# Snail is not moving?



## WildKat (Sep 26, 2014)

hi guys. I have a yellow mystery snail who is usually very Active but lately has not been. I haven't changed anything with the tank except a slight increase in water temperature for a sick betta who is getting over sbd. Should I be worried about my snail or is this normal?


----------



## kjg1029 (Jun 14, 2014)

how long has he been inactive?


----------



## WildKat (Sep 26, 2014)

kjg1029 said:


> how long has he been inactive?


A few days, but we think we have figured it out. our betta has most likely been attacking her soft tissue.. my boyfriend caught him doing it earlier.


----------



## NorthernLights (Mar 2, 2012)

If your water is too warm, it will speed up your snail's metabolism and cause them to "age" much faster. I lost several before learning about this. All of them retreated into their shells for several days before passing away. 

Make sure you do the sniff test if the snail is totally withdrawn into its shell. If it is still attached to the side of the tank, it is not dead. If it is not, and you sniff it, it will smell like a pond.

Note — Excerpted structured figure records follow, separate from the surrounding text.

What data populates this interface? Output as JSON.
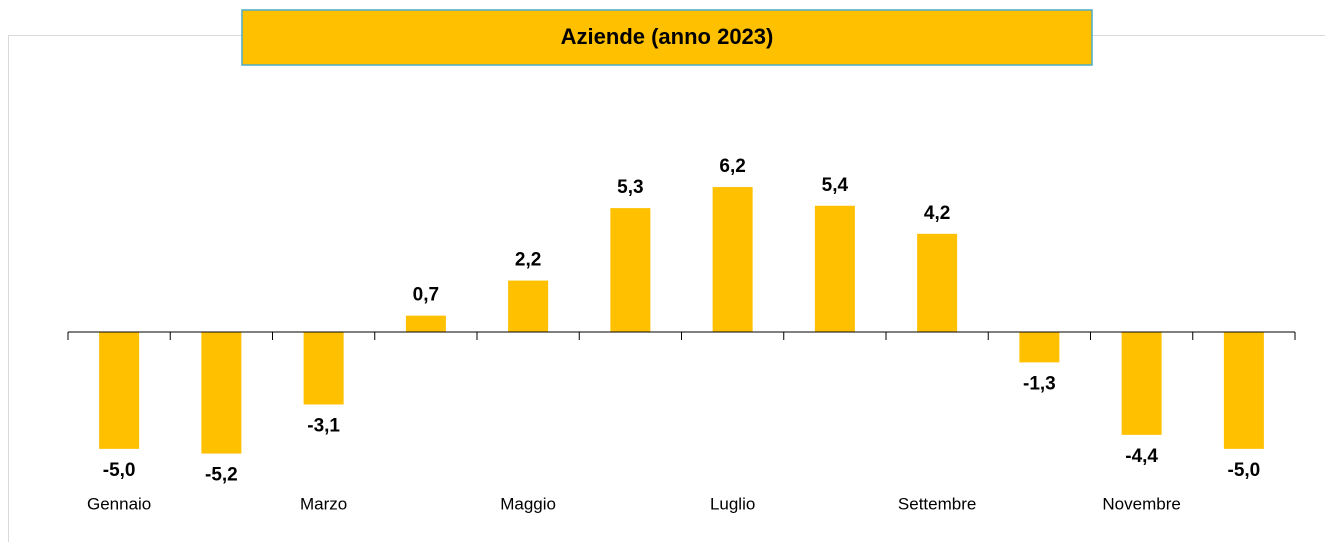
{
  "chart_data": {
    "type": "bar",
    "title": "Aziende (anno 2023)",
    "categories": [
      "Gennaio",
      null,
      "Marzo",
      null,
      "Maggio",
      null,
      "Luglio",
      null,
      "Settembre",
      null,
      "Novembre",
      null
    ],
    "values": [
      -5.0,
      -5.2,
      -3.1,
      0.7,
      2.2,
      5.3,
      6.2,
      5.4,
      4.2,
      -1.3,
      -4.4,
      -5.0
    ],
    "value_labels": [
      "-5,0",
      "-5,2",
      "-3,1",
      "0,7",
      "2,2",
      "5,3",
      "6,2",
      "5,4",
      "4,2",
      "-1,3",
      "-4,4",
      "-5,0"
    ],
    "color": "#ffc000",
    "ylim": [
      -8,
      8
    ]
  }
}
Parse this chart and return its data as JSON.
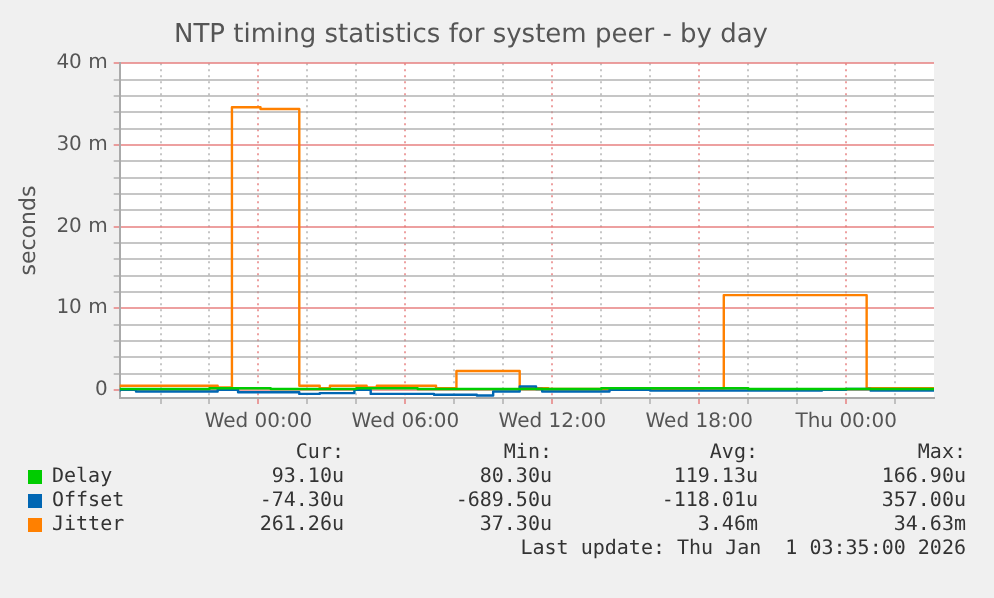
{
  "chart_data": {
    "type": "step",
    "title": "NTP timing statistics for system peer - by day",
    "ylabel": "seconds",
    "xlim": [
      "2025-12-30T18:20",
      "2026-01-01T03:35"
    ],
    "xticks": [
      {
        "value": "2025-12-30T20:00",
        "label": null
      },
      {
        "value": "2025-12-30T22:00",
        "label": null
      },
      {
        "value": "2025-12-31T00:00",
        "label": "Wed 00:00"
      },
      {
        "value": "2025-12-31T02:00",
        "label": null
      },
      {
        "value": "2025-12-31T04:00",
        "label": null
      },
      {
        "value": "2025-12-31T06:00",
        "label": "Wed 06:00"
      },
      {
        "value": "2025-12-31T08:00",
        "label": null
      },
      {
        "value": "2025-12-31T10:00",
        "label": null
      },
      {
        "value": "2025-12-31T12:00",
        "label": "Wed 12:00"
      },
      {
        "value": "2025-12-31T14:00",
        "label": null
      },
      {
        "value": "2025-12-31T16:00",
        "label": null
      },
      {
        "value": "2025-12-31T18:00",
        "label": "Wed 18:00"
      },
      {
        "value": "2025-12-31T20:00",
        "label": null
      },
      {
        "value": "2025-12-31T22:00",
        "label": null
      },
      {
        "value": "2026-01-01T00:00",
        "label": "Thu 00:00"
      },
      {
        "value": "2026-01-01T02:00",
        "label": null
      }
    ],
    "ylim": [
      -1,
      40
    ],
    "yticks": [
      {
        "value": 0,
        "label": "0"
      },
      {
        "value": 2,
        "label": null
      },
      {
        "value": 4,
        "label": null
      },
      {
        "value": 6,
        "label": null
      },
      {
        "value": 8,
        "label": null
      },
      {
        "value": 10,
        "label": "10 m"
      },
      {
        "value": 12,
        "label": null
      },
      {
        "value": 14,
        "label": null
      },
      {
        "value": 16,
        "label": null
      },
      {
        "value": 18,
        "label": null
      },
      {
        "value": 20,
        "label": "20 m"
      },
      {
        "value": 22,
        "label": null
      },
      {
        "value": 24,
        "label": null
      },
      {
        "value": 26,
        "label": null
      },
      {
        "value": 28,
        "label": null
      },
      {
        "value": 30,
        "label": "30 m"
      },
      {
        "value": 32,
        "label": null
      },
      {
        "value": 34,
        "label": null
      },
      {
        "value": 36,
        "label": null
      },
      {
        "value": 38,
        "label": null
      },
      {
        "value": 40,
        "label": "40 m"
      }
    ],
    "grid": true,
    "legend": "bottom",
    "series": [
      {
        "name": "Delay",
        "color": "#00cc00",
        "x": [
          "2025-12-30T18:20",
          "2025-12-30T22:00",
          "2025-12-31T00:30",
          "2025-12-31T04:00",
          "2025-12-31T06:30",
          "2025-12-31T08:00",
          "2025-12-31T14:00",
          "2025-12-31T20:00",
          "2026-01-01T00:00",
          "2026-01-01T03:35"
        ],
        "values": [
          0.1,
          0.1,
          0.2,
          0.1,
          0.2,
          0.1,
          0.1,
          0.2,
          0.1,
          0.1
        ]
      },
      {
        "name": "Offset",
        "color": "#0066b3",
        "x": [
          "2025-12-30T18:20",
          "2025-12-30T19:00",
          "2025-12-30T22:20",
          "2025-12-30T23:10",
          "2025-12-31T01:40",
          "2025-12-31T02:30",
          "2025-12-31T03:55",
          "2025-12-31T04:35",
          "2025-12-31T07:10",
          "2025-12-31T08:55",
          "2025-12-31T09:35",
          "2025-12-31T10:40",
          "2025-12-31T11:20",
          "2025-12-31T11:35",
          "2025-12-31T14:20",
          "2025-12-31T16:00",
          "2025-12-31T23:00",
          "2026-01-01T00:00",
          "2026-01-01T01:00",
          "2026-01-01T03:35"
        ],
        "values": [
          -0.2,
          0.0,
          -0.2,
          0.0,
          -0.3,
          -0.5,
          -0.4,
          0.0,
          -0.5,
          -0.6,
          -0.7,
          -0.2,
          0.4,
          0.1,
          -0.2,
          0.0,
          -0.1,
          0.0,
          0.1,
          -0.1
        ]
      },
      {
        "name": "Jitter",
        "color": "#ff8000",
        "x": [
          "2025-12-30T18:20",
          "2025-12-30T22:20",
          "2025-12-30T22:55",
          "2025-12-31T00:05",
          "2025-12-31T01:40",
          "2025-12-31T02:30",
          "2025-12-31T02:55",
          "2025-12-31T04:25",
          "2025-12-31T04:50",
          "2025-12-31T07:15",
          "2025-12-31T08:05",
          "2025-12-31T10:40",
          "2025-12-31T11:50",
          "2025-12-31T18:10",
          "2025-12-31T19:00",
          "2026-01-01T00:50",
          "2026-01-01T03:15",
          "2026-01-01T03:35"
        ],
        "values": [
          0.3,
          0.5,
          0.3,
          34.6,
          34.4,
          0.5,
          0.2,
          0.5,
          0.3,
          0.5,
          0.2,
          2.3,
          0.2,
          0.1,
          0.2,
          11.6,
          0.2,
          0.2
        ]
      }
    ],
    "annotations": [
      "Cur:",
      "Min:",
      "Avg:",
      "Max:",
      "93.10u",
      "80.30u",
      "119.13u",
      "166.90u",
      "-74.30u",
      "-689.50u",
      "-118.01u",
      "357.00u",
      "261.26u",
      "37.30u",
      "3.46m",
      "34.63m",
      "Last update: Thu Jan  1 03:35:00 2026"
    ]
  }
}
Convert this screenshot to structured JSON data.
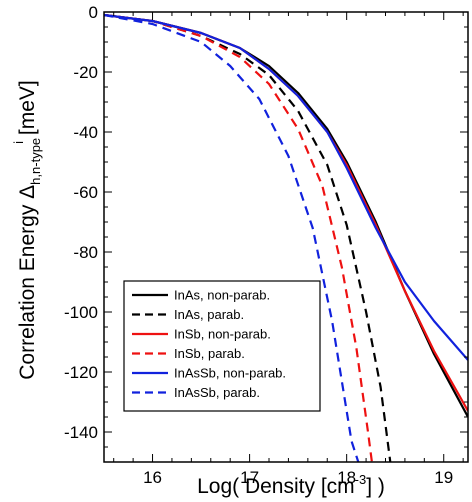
{
  "chart_data": {
    "type": "line",
    "xlabel": {
      "prefix": "Log( Density [cm",
      "sup": "-3",
      "suffix": "] )"
    },
    "ylabel": {
      "prefix": "Correlation Energy Δ",
      "sub": "h,n-type",
      "sup": "i",
      "suffix": " [meV]"
    },
    "xlim": [
      15.5,
      19.25
    ],
    "ylim": [
      -150,
      0
    ],
    "xticks": [
      16,
      17,
      18,
      19
    ],
    "yticks": [
      0,
      -20,
      -40,
      -60,
      -80,
      -100,
      -120,
      -140
    ],
    "legend_position": "lower-left",
    "series": [
      {
        "name": "InAs, non-parab.",
        "color": "#000000",
        "dash": "solid",
        "x": [
          15.5,
          16.0,
          16.5,
          16.9,
          17.2,
          17.5,
          17.8,
          18.0,
          18.3,
          18.6,
          18.9,
          19.25
        ],
        "y": [
          -1,
          -3,
          -7,
          -12,
          -18,
          -27,
          -39,
          -50,
          -70,
          -93,
          -114,
          -135
        ]
      },
      {
        "name": "InAs, parab.",
        "color": "#000000",
        "dash": "dashed",
        "x": [
          15.5,
          16.0,
          16.5,
          16.9,
          17.2,
          17.5,
          17.8,
          18.0,
          18.2,
          18.35,
          18.45
        ],
        "y": [
          -1,
          -3,
          -8,
          -14,
          -21,
          -33,
          -51,
          -71,
          -100,
          -125,
          -150
        ]
      },
      {
        "name": "InSb, non-parab.",
        "color": "#ee1111",
        "dash": "solid",
        "x": [
          15.5,
          16.0,
          16.5,
          16.9,
          17.2,
          17.5,
          17.8,
          18.0,
          18.3,
          18.6,
          18.9,
          19.25
        ],
        "y": [
          -1,
          -3,
          -7,
          -12,
          -19,
          -28,
          -40,
          -51,
          -71,
          -93,
          -113,
          -133
        ]
      },
      {
        "name": "InSb, parab.",
        "color": "#ee1111",
        "dash": "dashed",
        "x": [
          15.5,
          16.0,
          16.5,
          16.9,
          17.2,
          17.5,
          17.75,
          17.95,
          18.1,
          18.22,
          18.26
        ],
        "y": [
          -1,
          -3,
          -8,
          -15,
          -24,
          -39,
          -58,
          -85,
          -112,
          -140,
          -150
        ]
      },
      {
        "name": "InAsSb, non-parab.",
        "color": "#1122dd",
        "dash": "solid",
        "x": [
          15.5,
          16.0,
          16.5,
          16.9,
          17.2,
          17.5,
          17.8,
          18.0,
          18.3,
          18.6,
          18.9,
          19.25
        ],
        "y": [
          -1,
          -3,
          -7,
          -12,
          -19,
          -28,
          -40,
          -52,
          -72,
          -90,
          -103,
          -116
        ]
      },
      {
        "name": "InAsSb, parab.",
        "color": "#1122dd",
        "dash": "dashed",
        "x": [
          15.5,
          16.0,
          16.5,
          16.8,
          17.1,
          17.4,
          17.65,
          17.85,
          17.95,
          18.05,
          18.12
        ],
        "y": [
          -1,
          -4,
          -10,
          -18,
          -29,
          -48,
          -72,
          -103,
          -123,
          -143,
          -150
        ]
      }
    ]
  }
}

If it smells horrible, it has passed. They can be alive for several days before dying in their shells, so monitor it frequently.


----------



## kittenfish (Dec 1, 2013)

If you flip it over and its trapdoor is shut tight, that means it's still alive. Try moving it into a separate container and see it it pokes its head back out.


----------



## WildKat (Sep 26, 2014)

Thanks for your answers guys. I lowered the water temperature and separated her from the bettas and she is up and moving again.


----------